Lorsque je parle d’écologie avec des protestants, j’évoque volontiers deux moments clés de ma vie : ma conversion spirituelle et ma conversion écologique. Si j’utilise le même mot pour ces deux changements de direction, ce n’est pas anodin. Je perçois un grand nombre de parallèles entre la théologie protestante, que j’ai étudiée à Strasbourg, et la permaculture humaine que j’utilise aujourd’hui dans le cadre professionnel. Je citerai ici trois similitudes qui me semblent importantes à relever.

Investir le champ social

À l’instar du christianisme social qui refuse de restreindre la foi au domaine spirituel, la permaculture ne peut être limitée au champ de l’agriculture. En effet, les trois principes fondamentaux de la permaculture sont : prendre soin de la terre, des personnes, et partager équitablement les ressources. Concrètement, la permaculture humaine s’inspire du fonctionnement du vivant pour permettre aux communautés humaines de vivre ensemble de manière durable et résiliente.

Tirer des leçons du vivant

Percevoir la création comme un lieu d’enseignement et d’inspiration peut guider nos manières d’agir. Par exemple, dans le vivant, la compétition n’est pas le mode relationnel le plus présent à cause des pertes qu’elle engendre ; la coopération ou la coexistence priment. Ce modèle peut devenir source d’inspiration, notamment pour un collectif de personnes en conflit.

Du côté biblique, de nombreux versets s’appuient sur le fonctionnement de la nature pour délivrer un enseignement spirituel. L’annonce de la mort de Jésus en est une illustration : « Oui, je vous le déclare, c’est la vérité : à moins qu’un grain de blé ne tombe en terre et ne meure, il ne reste qu’un simple grain. Mais s’il meurt, il produit beaucoup de fruits. » (Jean 12.24, Nouvelle Bible en français courant, Paris, Bibli’O, 2019). Jésus a recours à la métaphore agricole pour inculquer à ses disciples la notion nouvelle de résurrection. En s’inspirant du vivant, la permaculture humaine suit une démarche profondément biblique et nous invite à l’adopter.

Garder la terre

Pour finir, comment ne pas mentionner ce texte phare du récit biblique de la Création : « Le Seigneur Dieu prit l’homme et le plaça dans le jardin d’Éden pour qu’il cultive la terre et la garde. » (Genèse 2.15, ibid).
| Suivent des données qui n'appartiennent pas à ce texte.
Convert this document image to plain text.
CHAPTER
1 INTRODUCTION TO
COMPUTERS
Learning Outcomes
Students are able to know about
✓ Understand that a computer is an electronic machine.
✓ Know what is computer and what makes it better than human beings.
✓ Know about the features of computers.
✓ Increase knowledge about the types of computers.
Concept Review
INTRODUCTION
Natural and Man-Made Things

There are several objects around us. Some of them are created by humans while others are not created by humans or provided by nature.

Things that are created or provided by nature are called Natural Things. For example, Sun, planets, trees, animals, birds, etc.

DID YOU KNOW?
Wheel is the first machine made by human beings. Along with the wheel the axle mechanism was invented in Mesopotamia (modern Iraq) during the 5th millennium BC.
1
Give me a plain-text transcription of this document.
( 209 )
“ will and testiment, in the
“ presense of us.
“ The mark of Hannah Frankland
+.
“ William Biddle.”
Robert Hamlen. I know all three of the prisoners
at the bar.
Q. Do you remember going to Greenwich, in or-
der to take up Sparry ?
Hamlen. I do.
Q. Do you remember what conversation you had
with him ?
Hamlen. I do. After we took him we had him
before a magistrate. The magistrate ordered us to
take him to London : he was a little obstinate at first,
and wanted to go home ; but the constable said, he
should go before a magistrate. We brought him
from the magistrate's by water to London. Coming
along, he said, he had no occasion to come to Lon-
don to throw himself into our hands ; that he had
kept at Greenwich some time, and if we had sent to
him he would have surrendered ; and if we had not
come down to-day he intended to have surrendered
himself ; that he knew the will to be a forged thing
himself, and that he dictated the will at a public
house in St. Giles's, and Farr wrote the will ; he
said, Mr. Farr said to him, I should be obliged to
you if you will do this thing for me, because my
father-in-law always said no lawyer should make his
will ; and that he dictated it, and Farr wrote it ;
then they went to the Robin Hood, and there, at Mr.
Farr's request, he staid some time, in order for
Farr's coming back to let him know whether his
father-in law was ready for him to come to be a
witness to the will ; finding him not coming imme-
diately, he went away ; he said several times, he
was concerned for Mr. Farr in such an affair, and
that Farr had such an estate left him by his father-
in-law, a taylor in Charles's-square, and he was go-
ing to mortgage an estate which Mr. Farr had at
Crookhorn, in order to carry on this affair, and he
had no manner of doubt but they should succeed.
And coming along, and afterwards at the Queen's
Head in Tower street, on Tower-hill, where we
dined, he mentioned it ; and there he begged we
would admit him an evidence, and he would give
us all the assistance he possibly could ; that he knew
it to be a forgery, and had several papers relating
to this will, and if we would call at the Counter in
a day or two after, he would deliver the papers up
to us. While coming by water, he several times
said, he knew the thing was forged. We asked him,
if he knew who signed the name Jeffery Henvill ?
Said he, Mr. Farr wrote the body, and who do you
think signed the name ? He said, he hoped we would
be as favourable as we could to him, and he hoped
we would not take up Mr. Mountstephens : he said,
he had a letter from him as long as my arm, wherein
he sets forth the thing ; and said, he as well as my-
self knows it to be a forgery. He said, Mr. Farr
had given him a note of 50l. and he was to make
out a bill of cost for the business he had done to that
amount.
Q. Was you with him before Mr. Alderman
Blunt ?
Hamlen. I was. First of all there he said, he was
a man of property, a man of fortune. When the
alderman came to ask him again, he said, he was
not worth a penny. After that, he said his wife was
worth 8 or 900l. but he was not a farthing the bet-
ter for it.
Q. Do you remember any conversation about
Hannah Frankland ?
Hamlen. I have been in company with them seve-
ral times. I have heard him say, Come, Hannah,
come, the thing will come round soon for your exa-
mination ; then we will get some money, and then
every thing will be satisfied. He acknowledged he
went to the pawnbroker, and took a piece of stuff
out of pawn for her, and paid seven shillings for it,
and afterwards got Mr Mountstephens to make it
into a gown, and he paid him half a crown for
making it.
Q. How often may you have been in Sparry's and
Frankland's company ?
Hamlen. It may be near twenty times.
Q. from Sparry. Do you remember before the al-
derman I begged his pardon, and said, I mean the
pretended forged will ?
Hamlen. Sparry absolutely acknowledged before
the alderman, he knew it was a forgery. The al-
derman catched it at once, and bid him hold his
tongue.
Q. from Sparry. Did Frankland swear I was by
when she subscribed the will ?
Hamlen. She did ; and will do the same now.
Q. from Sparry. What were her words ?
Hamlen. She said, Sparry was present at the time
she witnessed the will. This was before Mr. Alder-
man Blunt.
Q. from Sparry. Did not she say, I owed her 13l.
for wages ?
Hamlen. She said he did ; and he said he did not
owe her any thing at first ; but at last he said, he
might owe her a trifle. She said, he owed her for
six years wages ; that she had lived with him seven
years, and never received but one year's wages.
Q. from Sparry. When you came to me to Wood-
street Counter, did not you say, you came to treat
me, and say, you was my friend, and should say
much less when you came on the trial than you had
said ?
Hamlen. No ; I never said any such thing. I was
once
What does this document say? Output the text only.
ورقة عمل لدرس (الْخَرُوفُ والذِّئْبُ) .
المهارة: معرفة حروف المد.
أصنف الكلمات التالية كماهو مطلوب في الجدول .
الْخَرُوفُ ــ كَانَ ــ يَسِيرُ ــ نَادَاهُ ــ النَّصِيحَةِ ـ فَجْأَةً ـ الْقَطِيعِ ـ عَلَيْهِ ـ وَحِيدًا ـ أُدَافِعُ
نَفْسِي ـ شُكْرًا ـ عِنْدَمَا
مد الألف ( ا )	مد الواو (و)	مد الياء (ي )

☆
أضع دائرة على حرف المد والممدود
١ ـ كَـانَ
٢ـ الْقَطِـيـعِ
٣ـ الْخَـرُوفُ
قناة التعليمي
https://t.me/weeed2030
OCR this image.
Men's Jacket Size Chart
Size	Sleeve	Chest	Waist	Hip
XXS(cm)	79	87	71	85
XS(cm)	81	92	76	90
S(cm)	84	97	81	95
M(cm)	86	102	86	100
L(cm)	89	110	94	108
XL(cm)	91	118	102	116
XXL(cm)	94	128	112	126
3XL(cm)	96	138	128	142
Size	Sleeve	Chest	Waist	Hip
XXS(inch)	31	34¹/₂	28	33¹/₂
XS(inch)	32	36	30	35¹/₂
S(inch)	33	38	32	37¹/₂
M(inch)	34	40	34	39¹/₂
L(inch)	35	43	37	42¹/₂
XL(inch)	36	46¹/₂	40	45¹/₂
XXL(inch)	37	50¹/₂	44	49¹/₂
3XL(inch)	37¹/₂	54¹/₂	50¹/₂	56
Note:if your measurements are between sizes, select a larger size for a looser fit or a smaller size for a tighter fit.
Aujourd’hui, la manière de (mal)traiter le vivant reflète la manière de (mal)traiter les êtres humains. La notion de régénération, qui est au cœur de la permaculture, est un point de départ pour considérer les ressources humaines non comme des richesses dans lesquelles puiser – jusqu’au fameux burn-out – mais plutôt comme une part de la création dont nous sommes les gardiens de la bonne santé.

De la même manière que la découverte du Dieu de la Bible m’a révélé une nouvelle manière d’être au monde, la permaculture humaine m’a permis de me considérer comme un écosystème, avec ses ressources et ses limites. Du soin que je lui accorde découle le soin que j’accorde aux autres et au vivant. Non seulement elle m’offre les outils pour m’acquitter de ma mission de gardienne de cette création, mais elle me communique une espérance qui pourrait bien contribuer à l’établissement d’une forme de vie nouvelle !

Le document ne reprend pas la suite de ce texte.